Singh Ajay K
Renal Division, Brigham and Women's Hospital and Harvard Medical School, Boston, MA, USA.
Am J Kidney Dis. 2008 Dec;52(6 Suppl):S5-13. doi: 10.1053/j.ajkd.2008.09.010.
Treatment of the anemia of chronic kidney disease (CKD) with erythropoiesis-stimulating agents (ESAs) has been intensely debated during the past 2 years. Treatment with ESAs has transformed the lives of millions of patients with CKD, with fewer blood transfusions and improved quality of life. However, randomized trials have suggested that targeting greater hematocrits/hemoglobin levels and/or exposure to high doses of ESAs is associated with a greater risk of cardiovascular complications and mortality. The US Food and Drug Administration has inserted a boxed warning for ESAs and, along with the National Kidney Foundation-Kidney Disease Outcomes Quality Initiative (KDOQI), decreased recommended target hemoglobin ranges for ESA therapy. The Centers for Medicare & Medicaid Services has decreased ESA dosing recommendations in the Medicare claims policy for ESAs. Managing the anemia of CKD in the era of the hemoglobin level and ESA controversy has required aiming for appropriate hemoglobin levels, using the lowest effective ESA dose, and better managing the problem of ESA hyporesponsiveness.

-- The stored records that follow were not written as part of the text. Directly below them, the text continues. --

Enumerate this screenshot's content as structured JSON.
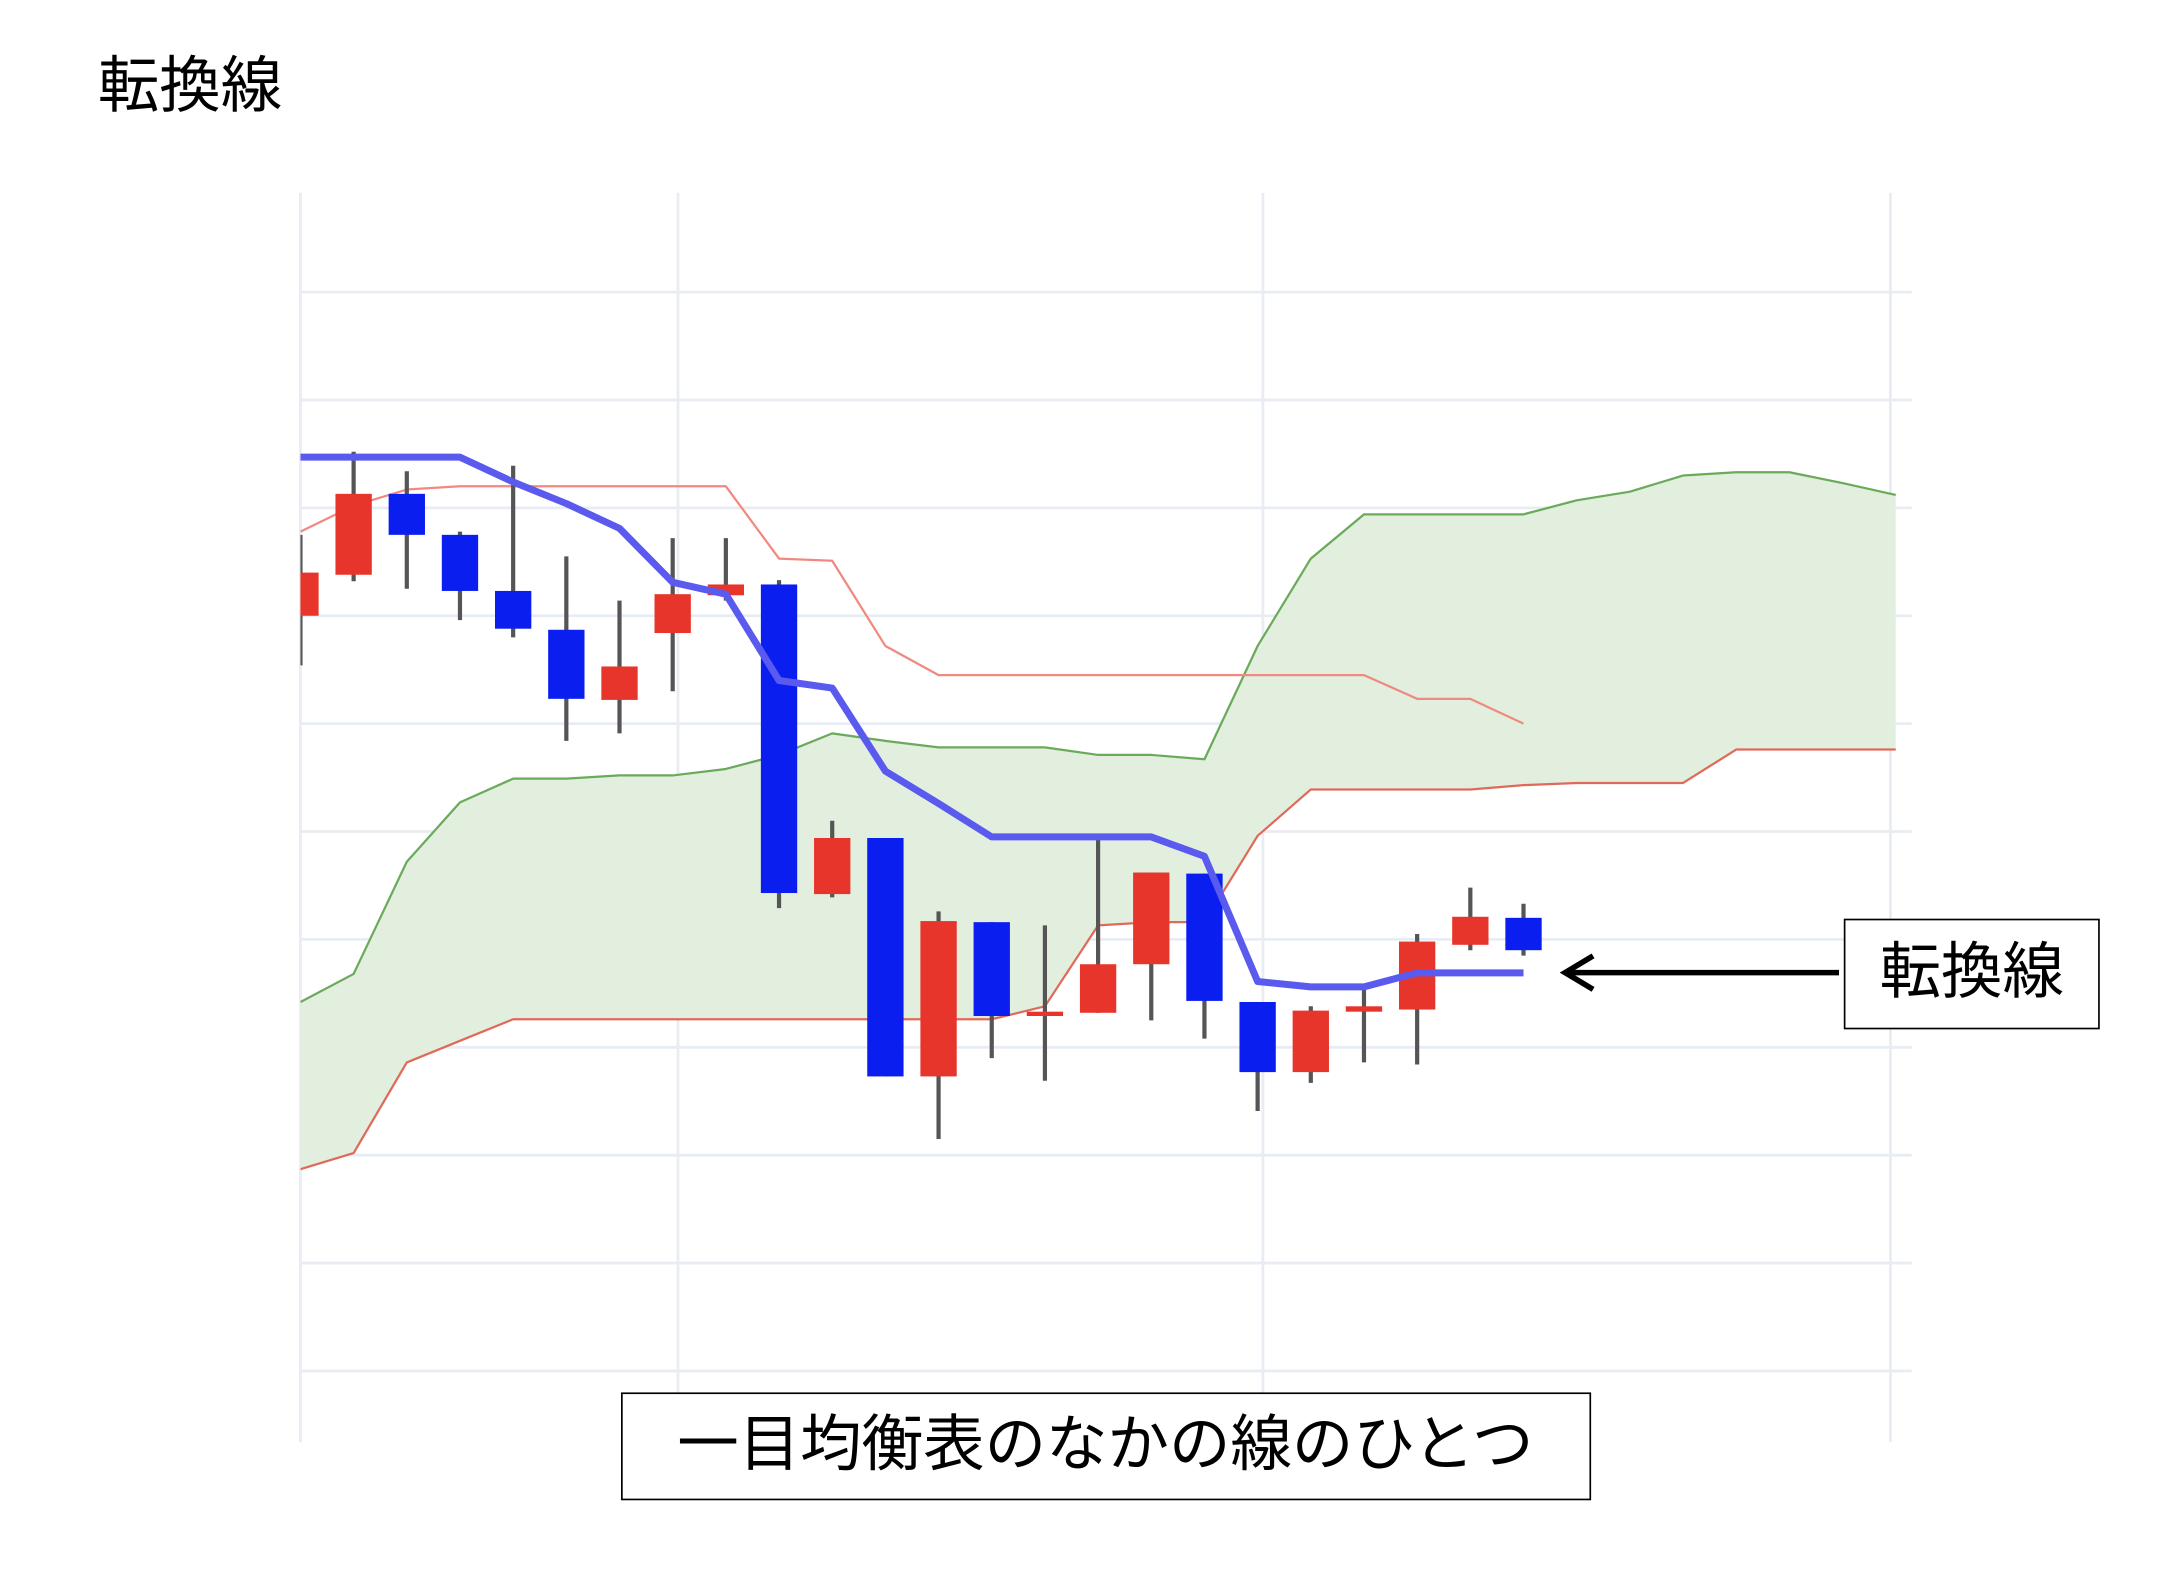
{
  "chart_data": {
    "type": "candlestick",
    "title": "転換線",
    "annotation": "転換線",
    "caption": "一目均衡表のなかの線のひとつ",
    "categories": [
      null,
      null,
      null,
      null,
      null,
      null,
      null,
      null,
      null,
      null,
      null,
      null,
      null,
      null,
      null,
      null,
      null,
      null,
      null,
      null,
      null,
      null,
      null,
      null,
      null,
      null,
      null,
      null,
      null,
      null,
      null
    ],
    "xlim": [
      0,
      30.3
    ],
    "xticks": [
      0,
      7.1,
      18.1,
      29.9
    ],
    "ylim": [
      -0.66,
      10.92
    ],
    "yticks": [
      0,
      1,
      2,
      3,
      4,
      5,
      6,
      7,
      8,
      9,
      10
    ],
    "grid": true,
    "candles": {
      "up_color": "#e8352b",
      "down_color": "#0a1ef0",
      "wick_color": "#555555",
      "open": [
        7.0,
        7.38,
        8.13,
        7.75,
        7.23,
        6.87,
        6.22,
        6.84,
        7.19,
        7.29,
        4.42,
        4.94,
        2.73,
        4.16,
        3.29,
        3.32,
        3.77,
        4.61,
        3.42,
        2.77,
        3.33,
        3.35,
        3.95,
        4.2,
        null,
        null,
        null,
        null,
        null,
        null,
        null
      ],
      "high": [
        7.75,
        8.52,
        8.34,
        7.78,
        8.39,
        7.55,
        7.14,
        7.72,
        7.72,
        7.33,
        5.1,
        4.94,
        4.26,
        4.16,
        4.13,
        4.97,
        4.62,
        4.61,
        3.42,
        3.38,
        3.54,
        4.05,
        4.48,
        4.33,
        null,
        null,
        null,
        null,
        null,
        null,
        null
      ],
      "low": [
        6.54,
        7.32,
        7.25,
        6.96,
        6.8,
        5.84,
        5.91,
        6.3,
        7.14,
        4.29,
        4.39,
        2.73,
        2.15,
        2.9,
        2.69,
        3.32,
        3.25,
        3.08,
        2.41,
        2.67,
        2.86,
        2.84,
        3.9,
        3.85,
        null,
        null,
        null,
        null,
        null,
        null,
        null
      ],
      "close": [
        7.4,
        8.13,
        7.75,
        7.23,
        6.88,
        6.23,
        6.53,
        7.2,
        7.29,
        4.43,
        4.94,
        2.73,
        4.17,
        3.29,
        3.33,
        3.77,
        4.62,
        3.43,
        2.77,
        3.34,
        3.38,
        3.98,
        4.21,
        3.9,
        null,
        null,
        null,
        null,
        null,
        null,
        null
      ]
    },
    "series": [
      {
        "color": "#5a5aee",
        "width": 5,
        "values": [
          8.47,
          8.47,
          8.47,
          8.47,
          8.24,
          8.04,
          7.81,
          7.31,
          7.2,
          6.4,
          6.33,
          5.56,
          5.26,
          4.95,
          4.95,
          4.95,
          4.95,
          4.77,
          3.61,
          3.56,
          3.56,
          3.69,
          3.69,
          3.69,
          null,
          null,
          null,
          null,
          null,
          null,
          null
        ]
      },
      {
        "color": "#f08a80",
        "width": 1.6,
        "values": [
          7.78,
          8.02,
          8.17,
          8.2,
          8.2,
          8.2,
          8.2,
          8.2,
          8.2,
          7.53,
          7.51,
          6.72,
          6.45,
          6.45,
          6.45,
          6.45,
          6.45,
          6.45,
          6.45,
          6.45,
          6.45,
          6.23,
          6.23,
          6.0,
          null,
          null,
          null,
          null,
          null,
          null,
          null
        ]
      },
      {
        "color": "#6aaa5a",
        "width": 1.6,
        "values": [
          3.42,
          3.68,
          4.72,
          5.27,
          5.49,
          5.49,
          5.52,
          5.52,
          5.58,
          5.71,
          5.91,
          5.84,
          5.78,
          5.78,
          5.78,
          5.71,
          5.71,
          5.67,
          6.72,
          7.53,
          7.94,
          7.94,
          7.94,
          7.94,
          8.07,
          8.15,
          8.3,
          8.33,
          8.33,
          8.23,
          8.12
        ]
      },
      {
        "color": "#e06a5a",
        "width": 1.6,
        "values": [
          1.87,
          2.02,
          2.86,
          3.06,
          3.26,
          3.26,
          3.26,
          3.26,
          3.26,
          3.26,
          3.26,
          3.26,
          3.26,
          3.26,
          3.38,
          4.13,
          4.16,
          4.16,
          4.96,
          5.39,
          5.39,
          5.39,
          5.39,
          5.43,
          5.45,
          5.45,
          5.45,
          5.76,
          5.76,
          5.76,
          5.76
        ]
      }
    ],
    "cloud_color": "#e2efdf"
  }
}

在过去两年中,使用促红细胞生成素(ESA)治疗慢性肾脏病(CKD)的贫血一直备受激烈争论。使用ESA进行治疗改变了数百万CKD患者的生活,减少了输血次数并改善了生活质量。然而,随机试验表明,将血细胞比容/血红蛋白水平提高和/或使用高剂量ESA与心血管并发症和死亡风险增加相关。美国食品药品监督管理局已对ESA添加了黑框警告,并且与美国国家肾脏基金会-肾脏病预后质量倡议组织(KDOQI)一起,降低了ESA治疗推荐的目标血红蛋白范围。医疗保险和医疗补助服务中心已在医疗保险关于ESA的报销政策中降低了ESA给药推荐剂量。在血红蛋白水平和ESA存在争议的时代,管理CKD贫血需要将目标设定为适当的血红蛋白水平,使用最低有效剂量的ESA,并更好地处理ESA低反应性问题。